È appena uscito il mio nuovo libro, L’italiano sulla via dell’India! Pubblicato dal Mulino, è disponibile attraverso il sito dell’editore e sui normali canali di vendita, sia come testo a stampa sia come e-book.
L’argomento del libro può sembrare strano: l’uso dell’italiano in Asia nel Seicento, visto in particolare attraverso le testimonianze dei viaggiatori dell’epoca. Dico che può sembrare strano perché (come argomento più in dettaglio appunto nelle sezioni introduttive del libro) mi sembra che in Italia, da un lato, siano ancora diffusi i luoghi comuni sulla scarsa rilevanza internazionale dell’italiano, ora e in passato; e dall’altro, che ci sia un interesse sorprendentemente ridotto nei confronti dell’Asia. A me, invece, sembrano ci siano ottimi motivi per interessarsi tanto della lingua italiana quanto di quella vasta regione del mondo.
Sintetizzerò al massimo la tesi del volume: per tutto il Seicento, l’italiano era la lingua europea di gran lunga più nota, usata e insegnata in una vasta area che va dalle coste del Mediterraneo fino a quelle del Golfo Persico (con qualche propaggine fino in India). In termini moderni, si tratta della Siria, dell’Iraq e della Persia, cioè i paesi attraversati dai viaggiatori che per un motivo o per l’altro si recavano in India per via di terra.
La lingua italiana, naturalmente, era usata dai viaggiatori italiani… ma, soprattutto, anche da persone di tutt’altra origine, a cominciare dai mercanti e dai viaggiatori di altri paesi europei, che spesso se ne servivano anche tra di loro, in assenza di italiani. La usavano poi, in particolare, moltissimi mercanti e religiosi armeni, mediatori essenziali tra Asia ed Europa. E a volte, l’uso si collegava a un insegnamento formale e abbastanza stabile. Le testimonianze menzionano in effetti almeno tre scuole in cui nel corso del Seicento l’insegnamento dell’italiano ebbe una certa stabilità, a opera di religiosi francesi: ad Aleppo, a Baghdad e a Isfahan in Persia.

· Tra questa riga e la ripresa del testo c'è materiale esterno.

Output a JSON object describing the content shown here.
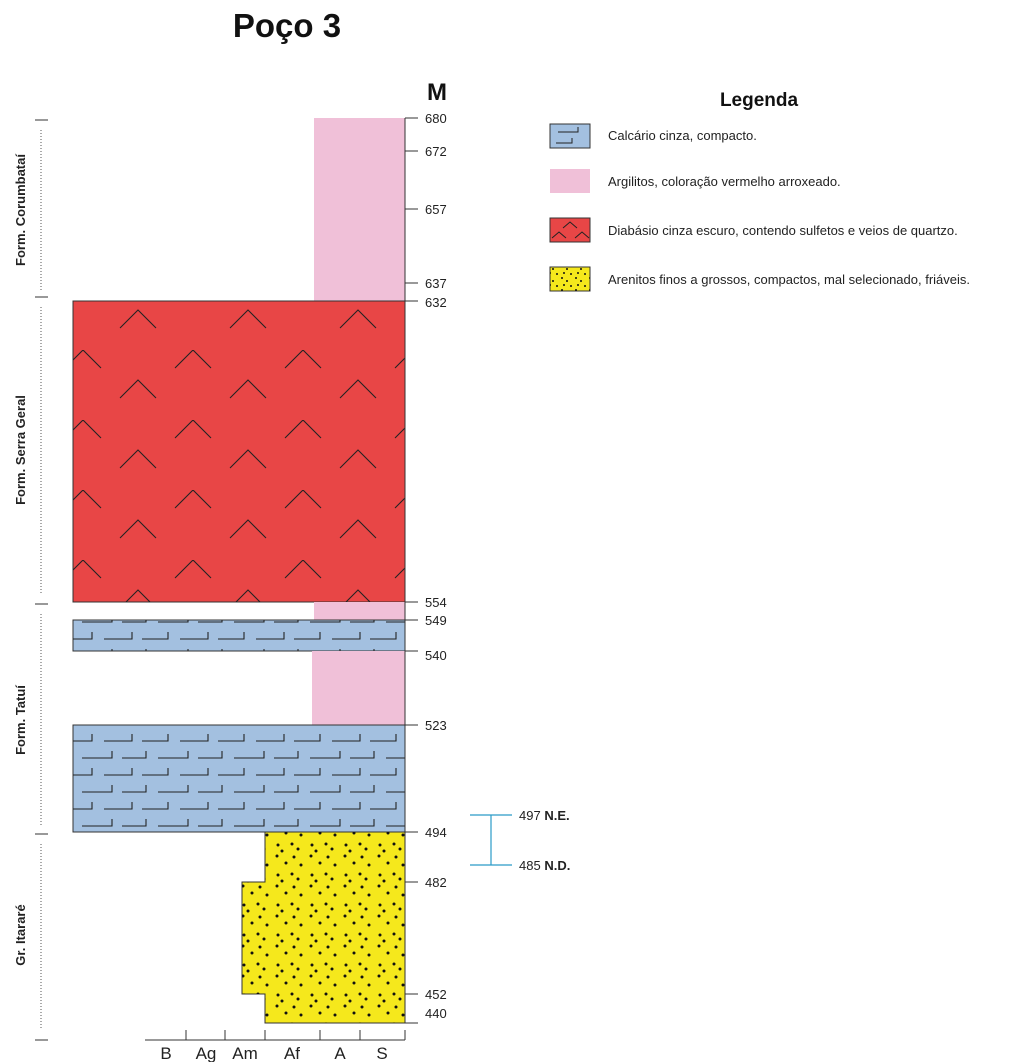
{
  "title": "Poço 3",
  "depth_unit": "M",
  "legend": {
    "title": "Legenda",
    "items": [
      {
        "pattern": "limestone",
        "label": "Calcário cinza, compacto.",
        "color": "#a3c0e0"
      },
      {
        "pattern": "claystone",
        "label": "Argilitos, coloração vermelho arroxeado.",
        "color": "#f0c0d8"
      },
      {
        "pattern": "diabase",
        "label": "Diabásio cinza escuro, contendo sulfetos e veios de quartzo.",
        "color": "#e84646"
      },
      {
        "pattern": "sandstone",
        "label": "Arenitos finos a grossos, compactos, mal selecionado, friáveis.",
        "color": "#f5e81c"
      }
    ]
  },
  "depth_labels": [
    "680",
    "672",
    "657",
    "637",
    "632",
    "554",
    "549",
    "540",
    "523",
    "494",
    "482",
    "452",
    "440"
  ],
  "formations": [
    {
      "name": "Form. Corumbataí"
    },
    {
      "name": "Form. Serra Geral"
    },
    {
      "name": "Form. Tatuí"
    },
    {
      "name": "Gr. Itararé"
    }
  ],
  "grain_scale": [
    "B",
    "Ag",
    "Am",
    "Af",
    "A",
    "S"
  ],
  "water_levels": [
    {
      "value": "497",
      "label": "N.E."
    },
    {
      "value": "485",
      "label": "N.D."
    }
  ],
  "colors": {
    "water_line": "#2a9bc8",
    "outline": "#333333"
  }
}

Che l’italiano fosse una lingua usata anche in assenza di italiani non è una novità assoluta. Diversi studi recenti hanno iniziato a chiarire il ruolo dell’italiano come lingua franca lungo le coste del Mediterraneo; il mio contributo si rivolge però all’interno, e a un’area geografica ancora poco esplorata in quest’ottica. Inoltre, le testimonianze dei viaggiatori presentano aspetti dell’uso reale su cui le fonti d’informazione più impiegate, cioè i documenti d’archivio, per quanto rilevanti, non possono dire molto.
Alle questioni generali si affianca poi la presentazione di una serie di viaggiatori, ognuno con le proprie particolarità e idiosincrasie, da prendere in esame per valutare le testimonianze. Lato italiano, si tratta di nobiluomini come Pietro Della Valle o Ambrogio Bembo, di religiosi come Giuseppe Sebastiani o Antonio Murchio, e di personaggi di minor rilievo sociale come Angelo Legrenzi e Niccolò Manucci. Ma anche lato francese, come vedrà il lettore, non mancano personaggi interessanti.

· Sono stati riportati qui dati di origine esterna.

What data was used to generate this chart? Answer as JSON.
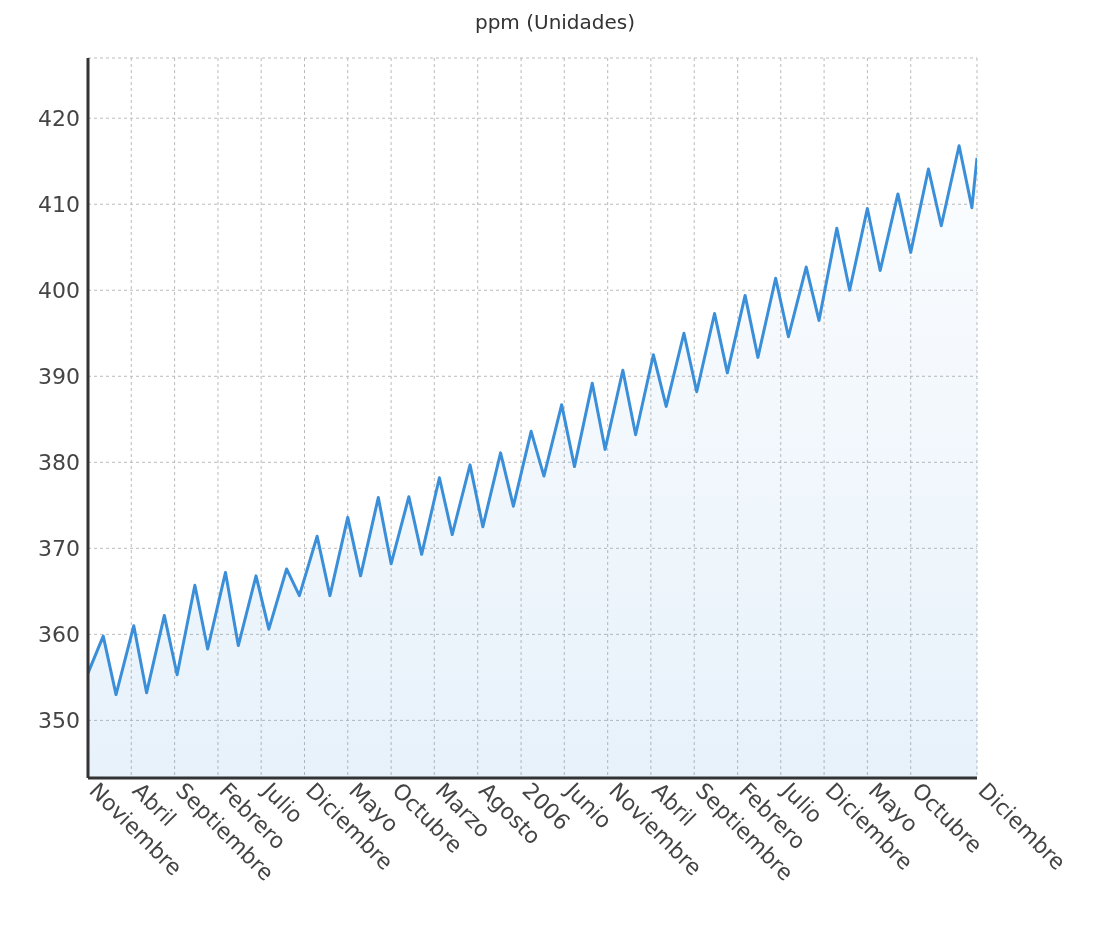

I casi raccontati sono di tipo assai diverso. Si va dalle prediche durante la messa (in Terrasanta e a Isfahan) fino alle battute durante ai banchetti, e dalle lezioni di italiano nel deserto alle presentazioni trionfali in India. Il quadro che ne emerge mi sembra però molto coerente: quello di una lingua che nel Seicento godeva di elevatissimo prestigio e uso comune presso alcune nazionalità. Per il resto, saranno i lettori a fornire il giudizio…
Mirko Tavosanis, L’italiano sulla via dell’India, Bologna, il Mulino, 2025 pp. 224, ISBN 978-88-15-39320-3, € 22 (a stampa) ed € 14,99 (e-book).